Endpoint managers and CIOs are being urged to get ahead of the curve this time and plan an exit route for their organisations off the next Microsoft operating system coming up for retirement: Windows 7.
Microsoft Windows 7’s 2020 end-of-life ought to be planned better for than the rather messy move off Windows XP', in other words: Microsoft finally cut off support for Windows XP in April - but many companies are still using the OS, despite the fact that the firm announced that termination date no less than seven years ago.
Gartner Research VP Stephen Kleynhams is urging companies to look at the withdrawal of Windows 7 support sooner rather than later and plan out a road map that means there is little to no reliance in their environments on the OS by that date.
“While  feels like it's a long way off, organisations must start planning now so they can prevent a recurrence of what happened with Windows XP,” Kleynhams explained.
There is some good news: the analyst firm is keen to point out that Windows 8 offers an easier path to adoption than the move over from Windows XP to one of the new incarnations, mainly due to the fact that updates are being released with greater regularity.
Nonetheless, there are still a litany of challenges that can need to be planned for when upgrading, he warns.
“Many organizations, especially those in industries with government oversight or compliance requirements, require applications to be officially supported by the independent software vendor (ISV) and/or go through validation processes to ensure compatibility. Such organizations may find skipping Windows 8 for most devices makes sense,” he added.

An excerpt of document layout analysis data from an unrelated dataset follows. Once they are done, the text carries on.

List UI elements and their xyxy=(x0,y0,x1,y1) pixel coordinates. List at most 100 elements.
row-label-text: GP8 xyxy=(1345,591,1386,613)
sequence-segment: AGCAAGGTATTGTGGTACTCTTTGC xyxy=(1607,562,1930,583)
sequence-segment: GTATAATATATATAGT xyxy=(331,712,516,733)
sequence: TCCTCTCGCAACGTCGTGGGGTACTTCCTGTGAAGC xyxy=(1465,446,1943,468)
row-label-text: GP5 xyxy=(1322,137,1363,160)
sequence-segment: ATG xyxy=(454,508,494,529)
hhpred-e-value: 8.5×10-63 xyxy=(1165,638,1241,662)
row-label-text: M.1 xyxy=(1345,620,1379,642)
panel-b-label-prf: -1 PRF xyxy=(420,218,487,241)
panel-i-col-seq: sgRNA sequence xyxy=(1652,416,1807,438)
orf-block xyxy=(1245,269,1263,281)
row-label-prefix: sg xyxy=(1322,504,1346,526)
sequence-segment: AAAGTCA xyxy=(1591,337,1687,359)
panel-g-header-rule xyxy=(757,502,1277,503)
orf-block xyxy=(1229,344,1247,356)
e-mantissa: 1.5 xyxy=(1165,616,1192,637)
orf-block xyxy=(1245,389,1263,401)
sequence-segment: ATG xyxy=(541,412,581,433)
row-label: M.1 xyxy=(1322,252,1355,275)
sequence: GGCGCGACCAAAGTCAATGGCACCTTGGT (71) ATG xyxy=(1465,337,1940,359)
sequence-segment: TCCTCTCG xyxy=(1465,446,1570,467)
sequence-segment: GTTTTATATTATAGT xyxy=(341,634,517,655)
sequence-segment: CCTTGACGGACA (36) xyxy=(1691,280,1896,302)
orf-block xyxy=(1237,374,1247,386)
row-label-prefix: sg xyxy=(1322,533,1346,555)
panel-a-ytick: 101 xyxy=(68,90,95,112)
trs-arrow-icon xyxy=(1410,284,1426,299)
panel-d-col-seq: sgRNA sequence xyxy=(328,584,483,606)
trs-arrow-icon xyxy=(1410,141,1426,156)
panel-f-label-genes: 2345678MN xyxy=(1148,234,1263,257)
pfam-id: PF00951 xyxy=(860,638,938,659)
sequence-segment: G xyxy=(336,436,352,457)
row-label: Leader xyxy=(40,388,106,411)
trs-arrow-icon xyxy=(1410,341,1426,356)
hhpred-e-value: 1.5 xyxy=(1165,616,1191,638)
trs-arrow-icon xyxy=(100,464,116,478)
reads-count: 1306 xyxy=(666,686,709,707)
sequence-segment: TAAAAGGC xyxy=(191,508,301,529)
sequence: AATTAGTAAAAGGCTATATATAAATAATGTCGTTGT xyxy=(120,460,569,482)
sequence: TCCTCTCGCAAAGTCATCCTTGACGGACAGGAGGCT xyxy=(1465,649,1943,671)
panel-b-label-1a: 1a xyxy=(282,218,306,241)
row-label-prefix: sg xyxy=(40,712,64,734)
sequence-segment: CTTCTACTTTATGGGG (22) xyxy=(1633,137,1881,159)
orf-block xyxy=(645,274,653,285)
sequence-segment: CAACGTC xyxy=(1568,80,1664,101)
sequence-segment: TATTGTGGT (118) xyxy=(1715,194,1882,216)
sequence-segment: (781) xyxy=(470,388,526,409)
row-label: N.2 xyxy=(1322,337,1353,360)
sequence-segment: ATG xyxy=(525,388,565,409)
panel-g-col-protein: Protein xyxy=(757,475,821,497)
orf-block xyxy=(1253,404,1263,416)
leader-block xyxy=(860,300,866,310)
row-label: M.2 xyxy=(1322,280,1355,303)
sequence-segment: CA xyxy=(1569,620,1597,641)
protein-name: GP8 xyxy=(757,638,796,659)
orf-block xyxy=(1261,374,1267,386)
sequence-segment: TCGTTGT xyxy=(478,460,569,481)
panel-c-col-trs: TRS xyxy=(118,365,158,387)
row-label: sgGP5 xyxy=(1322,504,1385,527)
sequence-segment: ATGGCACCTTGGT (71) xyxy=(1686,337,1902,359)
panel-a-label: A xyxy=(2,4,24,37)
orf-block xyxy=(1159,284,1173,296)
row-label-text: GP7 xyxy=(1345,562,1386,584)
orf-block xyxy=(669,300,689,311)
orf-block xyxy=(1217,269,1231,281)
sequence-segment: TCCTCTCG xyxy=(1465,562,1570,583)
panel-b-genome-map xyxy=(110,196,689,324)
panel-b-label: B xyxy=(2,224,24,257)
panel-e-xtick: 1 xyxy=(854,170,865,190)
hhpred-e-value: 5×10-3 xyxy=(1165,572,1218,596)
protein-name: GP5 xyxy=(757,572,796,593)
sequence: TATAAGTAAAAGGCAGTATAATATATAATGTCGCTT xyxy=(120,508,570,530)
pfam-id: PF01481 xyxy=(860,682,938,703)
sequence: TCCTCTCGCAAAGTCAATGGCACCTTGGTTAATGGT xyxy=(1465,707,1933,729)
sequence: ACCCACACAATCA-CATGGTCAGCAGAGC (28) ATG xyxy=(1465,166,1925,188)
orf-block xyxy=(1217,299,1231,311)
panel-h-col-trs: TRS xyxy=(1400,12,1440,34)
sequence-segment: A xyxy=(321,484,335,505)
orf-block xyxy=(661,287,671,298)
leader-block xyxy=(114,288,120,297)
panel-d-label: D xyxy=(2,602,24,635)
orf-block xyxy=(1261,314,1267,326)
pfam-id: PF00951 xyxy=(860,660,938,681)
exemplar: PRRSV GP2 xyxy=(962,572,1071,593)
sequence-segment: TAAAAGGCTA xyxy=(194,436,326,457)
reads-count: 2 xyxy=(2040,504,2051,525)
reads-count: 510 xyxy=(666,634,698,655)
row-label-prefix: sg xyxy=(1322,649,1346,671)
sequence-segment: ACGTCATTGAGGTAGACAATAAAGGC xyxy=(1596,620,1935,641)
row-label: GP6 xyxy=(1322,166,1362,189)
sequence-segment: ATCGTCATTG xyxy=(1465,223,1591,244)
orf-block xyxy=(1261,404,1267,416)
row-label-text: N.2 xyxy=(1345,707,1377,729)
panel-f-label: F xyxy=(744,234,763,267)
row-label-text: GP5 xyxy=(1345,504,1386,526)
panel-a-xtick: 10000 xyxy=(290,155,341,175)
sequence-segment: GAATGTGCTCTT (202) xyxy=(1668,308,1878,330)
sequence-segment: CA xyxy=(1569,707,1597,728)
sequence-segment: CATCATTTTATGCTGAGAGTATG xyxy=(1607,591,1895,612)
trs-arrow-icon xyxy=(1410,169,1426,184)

The researcher produced a list of three options that firms need to consider when dealing with the OS platform over the coming decade, and companies should select one of the trio.
These are: either load Windows 8 onto new PCs as they arrive to allow it to be phased out over time; skip Windows 8 and plan for a new higher version of Windows if the budget allows; or deploy Windows 8 on all PCs to eliminate Windows 7 - though Kleynhams sees little value in doing this.